Depois de dar vários exemplos em que demonstra que o processo de tradução literária não é assim tão diferente dos processos da não-literária, Gambier afirma:

"Ils [os tradutores] doivent negocier avec leur donneur d'ouvrage, trouver un accord sur la prestation à fournir, recevoir et vérifier le texte à traduire, l'analyser et faire les recherches documentaires et terminologiques appropriées, transférer (en réflechissant sur les stratégies idoines et les degrés d'acceptabilité de leurs décisions et propositions), relire et réviser, adpater et corriger (l...), mettre en forme et livre."

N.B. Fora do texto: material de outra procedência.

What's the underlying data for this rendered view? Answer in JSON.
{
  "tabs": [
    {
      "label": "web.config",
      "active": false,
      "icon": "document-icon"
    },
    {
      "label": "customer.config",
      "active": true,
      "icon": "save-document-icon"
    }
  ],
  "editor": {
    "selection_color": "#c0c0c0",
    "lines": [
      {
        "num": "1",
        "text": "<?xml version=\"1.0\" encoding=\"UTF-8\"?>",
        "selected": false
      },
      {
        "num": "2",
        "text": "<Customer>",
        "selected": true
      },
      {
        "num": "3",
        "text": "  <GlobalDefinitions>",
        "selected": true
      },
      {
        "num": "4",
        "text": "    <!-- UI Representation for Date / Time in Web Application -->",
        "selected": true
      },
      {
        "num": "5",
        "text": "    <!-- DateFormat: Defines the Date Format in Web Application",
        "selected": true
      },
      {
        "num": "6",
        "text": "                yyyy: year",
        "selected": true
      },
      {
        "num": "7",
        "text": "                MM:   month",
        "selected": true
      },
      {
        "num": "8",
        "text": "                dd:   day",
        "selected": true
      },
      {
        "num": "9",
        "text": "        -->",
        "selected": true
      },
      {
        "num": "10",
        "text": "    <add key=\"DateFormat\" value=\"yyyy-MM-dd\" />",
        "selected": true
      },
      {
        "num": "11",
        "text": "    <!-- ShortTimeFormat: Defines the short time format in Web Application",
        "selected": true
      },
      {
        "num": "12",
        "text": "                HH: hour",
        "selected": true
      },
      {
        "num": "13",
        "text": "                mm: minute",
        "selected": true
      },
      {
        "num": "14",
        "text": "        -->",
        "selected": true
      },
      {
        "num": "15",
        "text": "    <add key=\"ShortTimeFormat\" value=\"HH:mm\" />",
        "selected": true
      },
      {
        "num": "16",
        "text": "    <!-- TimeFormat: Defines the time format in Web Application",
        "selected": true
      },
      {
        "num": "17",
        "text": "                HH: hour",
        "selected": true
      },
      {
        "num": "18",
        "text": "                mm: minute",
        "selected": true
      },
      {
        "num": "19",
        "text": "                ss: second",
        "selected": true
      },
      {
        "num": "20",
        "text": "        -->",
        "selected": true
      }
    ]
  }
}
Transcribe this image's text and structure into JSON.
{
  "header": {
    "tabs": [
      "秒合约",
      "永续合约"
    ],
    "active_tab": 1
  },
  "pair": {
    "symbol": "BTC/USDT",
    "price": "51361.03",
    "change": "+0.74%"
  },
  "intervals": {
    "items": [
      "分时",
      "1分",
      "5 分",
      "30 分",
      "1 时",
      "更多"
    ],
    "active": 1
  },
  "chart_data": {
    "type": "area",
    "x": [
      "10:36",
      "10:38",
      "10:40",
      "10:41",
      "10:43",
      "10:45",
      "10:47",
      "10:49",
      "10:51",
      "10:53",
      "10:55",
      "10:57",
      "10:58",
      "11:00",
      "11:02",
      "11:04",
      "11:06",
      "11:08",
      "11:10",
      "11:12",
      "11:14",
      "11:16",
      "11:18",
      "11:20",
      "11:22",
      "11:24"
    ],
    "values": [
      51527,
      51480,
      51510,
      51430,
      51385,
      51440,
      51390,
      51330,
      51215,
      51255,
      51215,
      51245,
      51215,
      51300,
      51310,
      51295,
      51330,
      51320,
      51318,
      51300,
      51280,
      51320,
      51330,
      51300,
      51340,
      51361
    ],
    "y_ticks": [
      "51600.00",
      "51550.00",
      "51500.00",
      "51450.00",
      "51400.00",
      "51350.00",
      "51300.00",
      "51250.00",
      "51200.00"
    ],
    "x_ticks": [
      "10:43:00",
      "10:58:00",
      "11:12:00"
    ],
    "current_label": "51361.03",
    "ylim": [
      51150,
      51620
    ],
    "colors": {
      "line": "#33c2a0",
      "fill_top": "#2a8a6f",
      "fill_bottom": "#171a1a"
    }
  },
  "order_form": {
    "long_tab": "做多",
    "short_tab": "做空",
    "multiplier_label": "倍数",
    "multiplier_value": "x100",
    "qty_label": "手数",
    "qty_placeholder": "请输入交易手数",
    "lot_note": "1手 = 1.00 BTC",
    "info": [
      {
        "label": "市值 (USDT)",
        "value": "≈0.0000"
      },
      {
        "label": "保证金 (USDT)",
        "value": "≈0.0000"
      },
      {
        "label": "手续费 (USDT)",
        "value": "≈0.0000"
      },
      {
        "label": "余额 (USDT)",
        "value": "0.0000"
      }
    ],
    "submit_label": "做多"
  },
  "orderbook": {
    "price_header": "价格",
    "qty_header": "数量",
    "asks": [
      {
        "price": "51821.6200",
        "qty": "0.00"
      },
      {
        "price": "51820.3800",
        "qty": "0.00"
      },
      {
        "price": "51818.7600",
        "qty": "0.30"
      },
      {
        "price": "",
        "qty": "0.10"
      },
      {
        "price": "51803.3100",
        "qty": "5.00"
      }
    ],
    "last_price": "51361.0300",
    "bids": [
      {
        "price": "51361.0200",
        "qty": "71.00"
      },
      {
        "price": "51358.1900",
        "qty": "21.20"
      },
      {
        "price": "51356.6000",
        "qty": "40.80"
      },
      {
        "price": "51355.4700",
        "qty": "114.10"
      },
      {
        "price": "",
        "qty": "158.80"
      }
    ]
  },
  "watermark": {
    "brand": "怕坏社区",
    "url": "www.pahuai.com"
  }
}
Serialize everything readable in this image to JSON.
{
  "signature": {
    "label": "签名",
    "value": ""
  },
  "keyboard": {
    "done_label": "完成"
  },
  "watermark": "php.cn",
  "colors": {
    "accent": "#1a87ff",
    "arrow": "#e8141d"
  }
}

Por isso, na conclusão, Gambier afirma ainda:

"Le traducteur (littéraire et non-littéraire) a à se faire admettre sa spéficié, parmi les "écrivants" (auteurs, rédacteurs, producteurs de sites, créateurs de documentations, écrivains). Et pour ce faire, il doit toujours préciser et maitriser ses compétences, ses rôles.

La dichotomie littéraire/non-littéraire appartient au passé, à une époque où certains pouvaient se payer le luxe d'être amateurs éclairés (plus ou moins riches ou désargentés) et d'autres se faisaient tâcherons pour survivre. Dans les deux cas, le traducteur était servile et les communications multilingues étaient réduites dans un monde qui ne connaisait pas encore la mondialisation accélérée, concurrentielle et uniformisante."

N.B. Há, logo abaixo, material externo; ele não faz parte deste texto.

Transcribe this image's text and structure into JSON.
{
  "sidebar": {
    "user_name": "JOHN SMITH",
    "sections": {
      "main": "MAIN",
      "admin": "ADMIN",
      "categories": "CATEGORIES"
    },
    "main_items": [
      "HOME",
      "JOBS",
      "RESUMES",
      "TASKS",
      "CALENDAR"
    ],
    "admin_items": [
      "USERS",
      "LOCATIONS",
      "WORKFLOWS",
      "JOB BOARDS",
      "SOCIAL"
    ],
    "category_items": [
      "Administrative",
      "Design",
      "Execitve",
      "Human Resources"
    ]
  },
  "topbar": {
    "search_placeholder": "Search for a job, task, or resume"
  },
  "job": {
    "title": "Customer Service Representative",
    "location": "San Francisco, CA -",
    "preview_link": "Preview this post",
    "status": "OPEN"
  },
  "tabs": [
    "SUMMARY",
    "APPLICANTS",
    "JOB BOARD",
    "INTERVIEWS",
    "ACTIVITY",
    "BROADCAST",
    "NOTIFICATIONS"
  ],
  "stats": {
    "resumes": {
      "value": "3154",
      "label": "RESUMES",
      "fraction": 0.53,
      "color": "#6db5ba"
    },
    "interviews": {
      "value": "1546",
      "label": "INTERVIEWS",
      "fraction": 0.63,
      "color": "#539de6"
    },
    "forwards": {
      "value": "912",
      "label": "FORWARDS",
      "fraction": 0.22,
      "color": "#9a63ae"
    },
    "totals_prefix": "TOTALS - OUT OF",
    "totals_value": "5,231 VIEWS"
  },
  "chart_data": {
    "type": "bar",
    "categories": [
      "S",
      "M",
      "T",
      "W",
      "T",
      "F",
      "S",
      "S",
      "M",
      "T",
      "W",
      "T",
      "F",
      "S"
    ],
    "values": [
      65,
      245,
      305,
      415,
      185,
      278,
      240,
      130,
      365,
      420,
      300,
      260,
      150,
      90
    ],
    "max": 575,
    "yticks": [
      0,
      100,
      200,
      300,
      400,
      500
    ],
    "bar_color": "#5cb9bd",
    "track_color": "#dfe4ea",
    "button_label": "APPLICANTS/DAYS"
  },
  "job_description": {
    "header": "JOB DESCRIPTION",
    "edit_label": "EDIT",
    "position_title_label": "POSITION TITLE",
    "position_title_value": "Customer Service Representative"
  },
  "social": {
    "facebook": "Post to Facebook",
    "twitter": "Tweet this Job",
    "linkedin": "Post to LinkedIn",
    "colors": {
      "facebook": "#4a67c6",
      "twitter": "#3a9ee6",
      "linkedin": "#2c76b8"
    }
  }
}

Estou perfeitamente de acordo com Gambier, não importa a natureza do texto, há uma certo número de procedimentos comuns que o tradutor tem que fazer sob pena de não fazer um serviço de qualidade.

A tradução é uima profissão apaixonante, pelo menos para mim, mas, frequentemente muito desgasttante, mesmo fisicamente. Qual é o tradutor que não fez noitadas para entregar as suas traduções a tempo?

Por isso, quando alguém não compreende como é que eu posso, tendo eu uma formação de Letras, estar empenhadíssimo numa tradução de engrenagens ou de tribologia, não percebem, nitidamente, o desafio que estes temas nos colocam (a minha formação anterior a ter mudado para Letras, que me levou primeiro para Engenharia é claro que me ajuda, pois ainda tenho muitas noções de matemática, física, geometria descritiva, mecânica, etc.).

Não percebem também que, tendo um método de trabalho estabelecido e uma boa capacidade de saber onde localizar a informação necessária, pode-se fazer traduções muito variadas. E que por isso, não importa o tipo de tradução, e ao contrário do que afirmou Schleiemacher, qualquer tradução tem que ter, independentemente do tema e da forma, qualidade.

Bom, parece-me que o pequeno texto que eu ia fazer para justificar o facto de nos próximos tempos poder não haver um tão grande número de actualizações do blog (embora vá tentar manter um ritmo diário), descambou para um texto sobre tradução. Mas essa é a minha paixão, para além de ser a minha profissão.

Post scriptum: tenho, é verdade, algumas traduções literárias feitas, sobretudo poemas, mas não tenciono publicá-las. É apenas o gozo que dá que me leva a fazê-las. Isto é, no meus tempos livres, faço tradução na mesma!